En finir avec l’antiracisme

finkielkraut

Alain Finkielkraut aurait certainement apprécié que son dernier livre, L’identité malheureuse, fût lu. C’était sans compter sur l’entêtement mauvais et la malveillance acharnée du troupeau des bêtes médiatiques qui veillent toujours aussi consciencieusement à ce qu’aucune étincelle d’intelligence ne mette le feu au terrain d’expression savamment délimité dont on leur laisse brouter les clichés les plus fanés et les opinions les plus remâchées en échange de leur parfaite docilité idéologique.

   Il faut se rendre à l’évidence : le poulpe du politiquement correct enserre les esprits contemporains et jette son encre visqueuse au visage de ceux, dont fait partie Finkielkraut, qui comptent bien garder les yeux ouverts.
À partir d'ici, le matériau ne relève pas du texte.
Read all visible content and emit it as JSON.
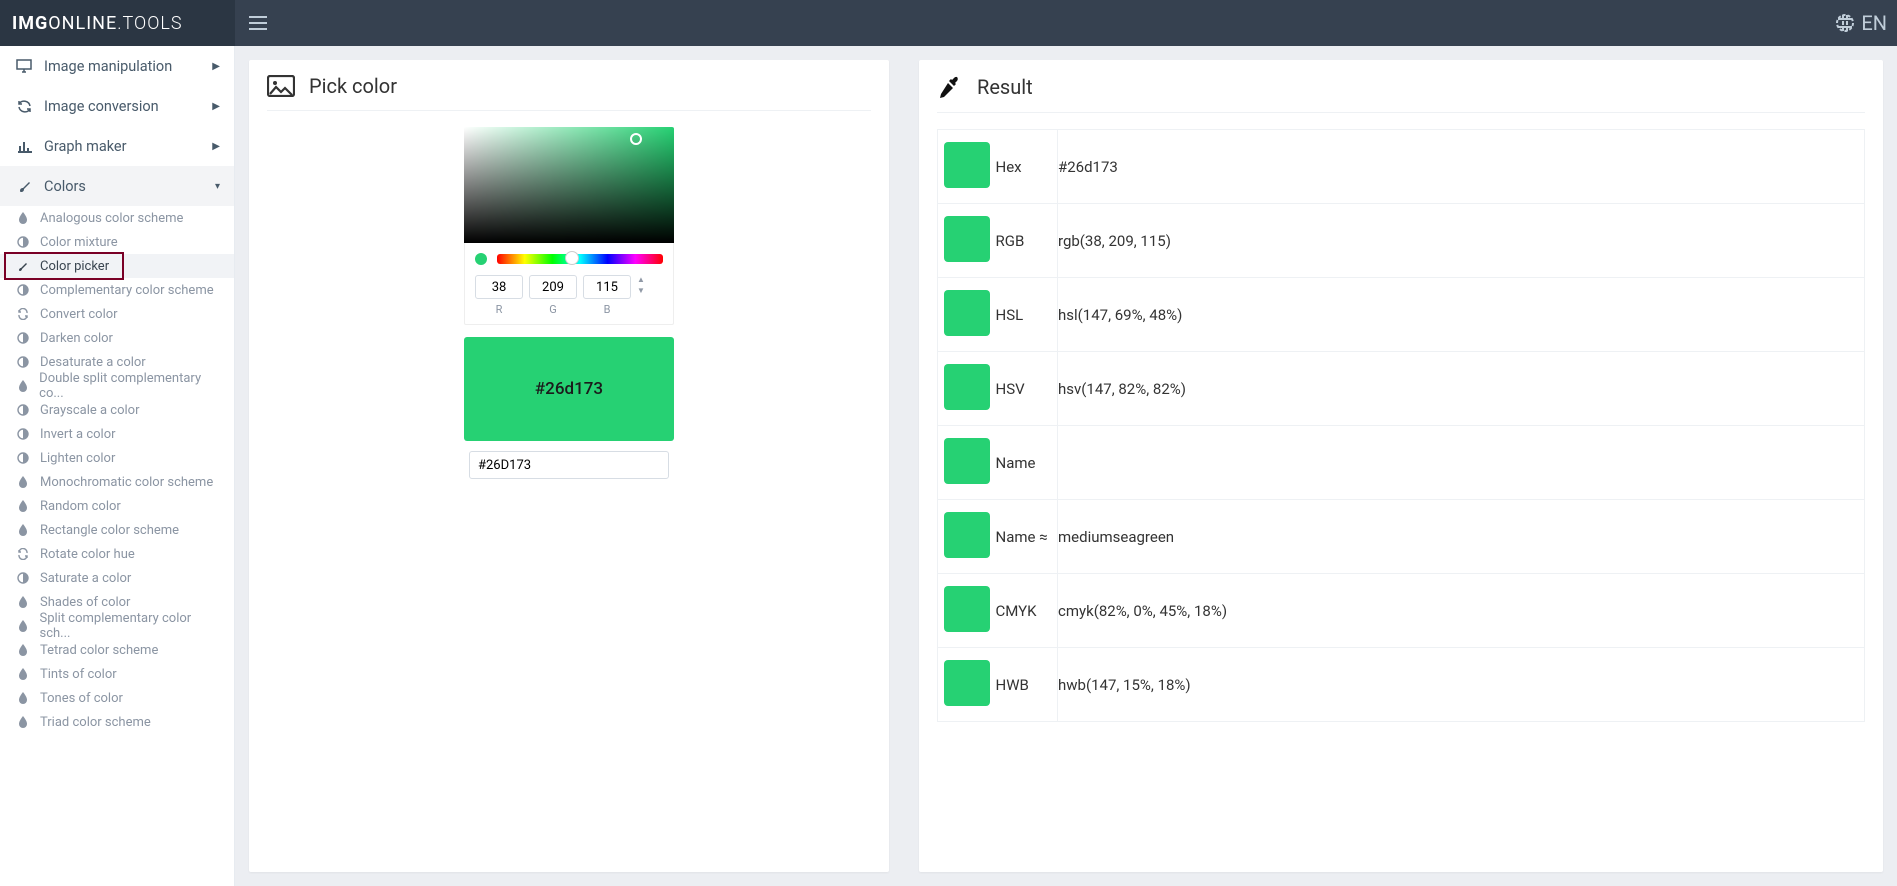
{
  "brand": {
    "strong": "IMG",
    "mid": "ONLINE",
    "thin": ".TOOLS"
  },
  "lang": "EN",
  "nav": [
    {
      "label": "Image manipulation",
      "caret": "▶"
    },
    {
      "label": "Image conversion",
      "caret": "▶"
    },
    {
      "label": "Graph maker",
      "caret": "▶"
    },
    {
      "label": "Colors",
      "caret": "▾"
    }
  ],
  "submenu": [
    "Analogous color scheme",
    "Color mixture",
    "Color picker",
    "Complementary color scheme",
    "Convert color",
    "Darken color",
    "Desaturate a color",
    "Double split complementary co...",
    "Grayscale a color",
    "Invert a color",
    "Lighten color",
    "Monochromatic color scheme",
    "Random color",
    "Rectangle color scheme",
    "Rotate color hue",
    "Saturate a color",
    "Shades of color",
    "Split complementary color sch...",
    "Tetrad color scheme",
    "Tints of color",
    "Tones of color",
    "Triad color scheme"
  ],
  "picker": {
    "heading": "Pick color",
    "r": "38",
    "g": "209",
    "b": "115",
    "r_label": "R",
    "g_label": "G",
    "b_label": "B",
    "swatch_label": "#26d173",
    "hex_input": "#26D173",
    "color": "#26d173"
  },
  "result": {
    "heading": "Result",
    "rows": [
      {
        "label": "Hex",
        "value": "#26d173"
      },
      {
        "label": "RGB",
        "value": "rgb(38, 209, 115)"
      },
      {
        "label": "HSL",
        "value": "hsl(147, 69%, 48%)"
      },
      {
        "label": "HSV",
        "value": "hsv(147, 82%, 82%)"
      },
      {
        "label": "Name",
        "value": ""
      },
      {
        "label": "Name ≈",
        "value": "mediumseagreen"
      },
      {
        "label": "CMYK",
        "value": "cmyk(82%, 0%, 45%, 18%)"
      },
      {
        "label": "HWB",
        "value": "hwb(147, 15%, 18%)"
      }
    ]
  }
}
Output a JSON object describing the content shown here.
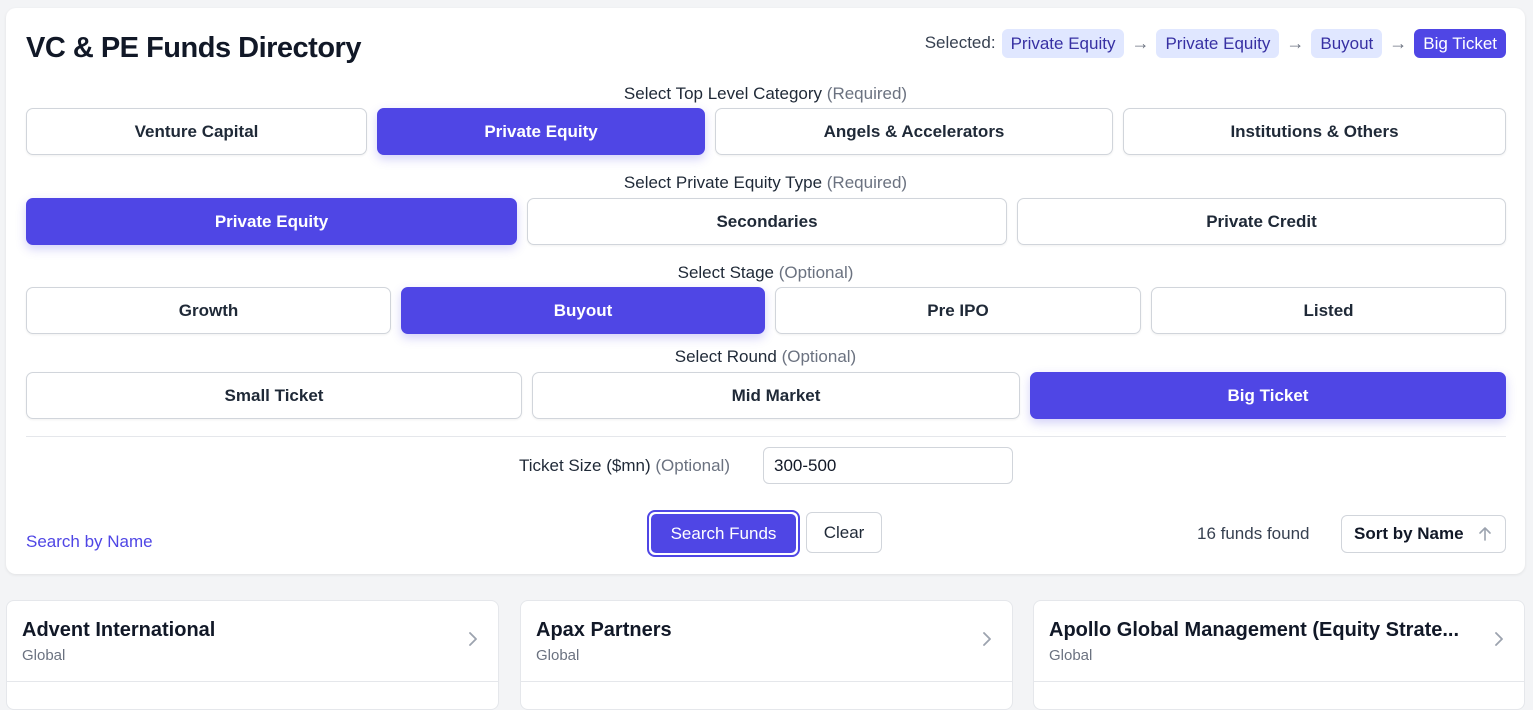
{
  "header": {
    "title": "VC & PE Funds Directory",
    "selected_label": "Selected:",
    "selected_path": [
      "Private Equity",
      "Private Equity",
      "Buyout",
      "Big Ticket"
    ],
    "arrow": "→"
  },
  "top_level": {
    "label": "Select Top Level Category",
    "qualifier": "(Required)",
    "options": [
      "Venture Capital",
      "Private Equity",
      "Angels & Accelerators",
      "Institutions & Others"
    ],
    "selected": "Private Equity"
  },
  "pe_type": {
    "label": "Select Private Equity Type",
    "qualifier": "(Required)",
    "options": [
      "Private Equity",
      "Secondaries",
      "Private Credit"
    ],
    "selected": "Private Equity"
  },
  "stage": {
    "label": "Select Stage",
    "qualifier": "(Optional)",
    "options": [
      "Growth",
      "Buyout",
      "Pre IPO",
      "Listed"
    ],
    "selected": "Buyout"
  },
  "round": {
    "label": "Select Round",
    "qualifier": "(Optional)",
    "options": [
      "Small Ticket",
      "Mid Market",
      "Big Ticket"
    ],
    "selected": "Big Ticket"
  },
  "ticket": {
    "label": "Ticket Size ($mn)",
    "qualifier": "(Optional)",
    "value": "300-500"
  },
  "actions": {
    "search_by_name": "Search by Name",
    "search_label": "Search Funds",
    "clear_label": "Clear",
    "count_text": "16 funds found",
    "sort_label": "Sort by Name"
  },
  "funds": [
    {
      "name": "Advent International",
      "region": "Global"
    },
    {
      "name": "Apax Partners",
      "region": "Global"
    },
    {
      "name": "Apollo Global Management (Equity Strate...",
      "region": "Global"
    }
  ],
  "colors": {
    "accent": "#4f46e5",
    "chip_bg": "#e0e7ff",
    "page_bg": "#f3f4f6"
  }
}
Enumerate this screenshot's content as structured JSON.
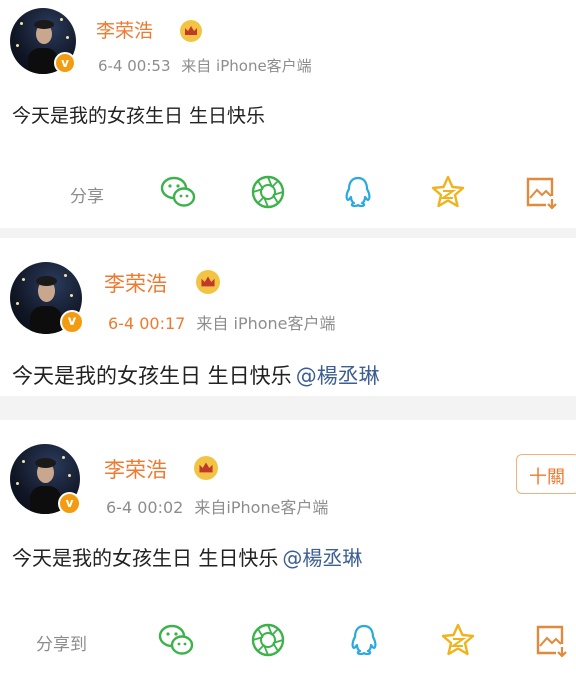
{
  "posts": [
    {
      "author": "李荣浩",
      "date": "6-4 00:53",
      "source": "来自 iPhone客户端",
      "text": "今天是我的女孩生日 生日快乐",
      "mention": "",
      "share_label": "分享"
    },
    {
      "author": "李荣浩",
      "date": "6-4 00:17",
      "source": "来自 iPhone客户端",
      "text": "今天是我的女孩生日 生日快乐",
      "mention": "@楊丞琳",
      "share_label": ""
    },
    {
      "author": "李荣浩",
      "date": "6-4 00:02",
      "source": "来自iPhone客户端",
      "text": "今天是我的女孩生日 生日快乐",
      "mention": "@楊丞琳",
      "share_label": "分享到",
      "follow_label": "十關"
    }
  ],
  "icons": {
    "wechat": "wechat-icon",
    "moments": "moments-icon",
    "qq": "qq-icon",
    "qzone": "qzone-star-icon",
    "save": "save-image-icon",
    "verified": "verified-v-icon",
    "crown": "crown-badge-icon"
  },
  "colors": {
    "author_name": "#ee7a30",
    "mention": "#3d5e93",
    "meta_text": "#8d8d8d",
    "wechat_green": "#3cb34a",
    "qq_blue": "#2aa8e0",
    "star_yellow": "#f1b31c"
  }
}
Ce livre n’a pourtant rien de révolutionnaire et le propos en est très nuancé. L’auteur y réfléchit sur des thèmes qui lui sont chers comme ceux de l’école et de la laïcité. Pour cette raison certains journalistes, modèles de bêtise les plus évolués actuellement sur le marché, ont cru malin d’affirmer, sur ce ton suffisant et condescendant qu’on leur connaît, que Finkielkraut ne serait plus qu’un vieux con qui radote, ne pouvant évidemment pas se douter que ce dernier ne fait comme toujours que doubler, par l’analyse et la réflexion, leur propre radotage idéologique, dans un style sec, précis et élégant, à côté duquel leurs indignations convenues ne seront jamais que de laborieux bégaiements.

Les cohortes d’antiracistes, qui ne peuvent justifier leur misérable condition que sur le mode de la mobilisation hargneuse et de la délation, ont charitablement mis en garde contre le fond xénophobe, réactionnaire et raciste d’un ouvrage qui ne critique pourtant pas l’immigration en soi  mais ce qu’elle devient et provoque dans un pays qui a oublié ce qu’il est sous la pression des chantres niais de l’altérité et des enfiévrés actionnaires du multiculturalisme (qui n’est jamais que la conséquence culturelle et sociale du libéralisme économique que par ailleurs ils critiquent tous régulièrement selon une disposition d’esprit parfaitement schizophrénique).

Les antiracistes prônent une réconciliation nationale à l’emporte-pièce qui n’est en réalité qu’une abdication au catéchisme libéral mondialiste. En outre, la violence habituelle de leurs réactions suffit pour comprendre que le « vivre-ensemble » à la construction duquel ils prétendent œuvrer n’est fondé que sur l’intimidation la plus odieuse et la désignation de bouc-émissaires à partir du sacrifice desquels toute unanimité est nécessairement construite (mais ce mécanisme sacrificiel élémentaire est ignoré d’eux pour la simple et bonne raison que leur religion – l’antiracisme en est bien une – n’a pu être fondée que sur le refoulement de celui-là).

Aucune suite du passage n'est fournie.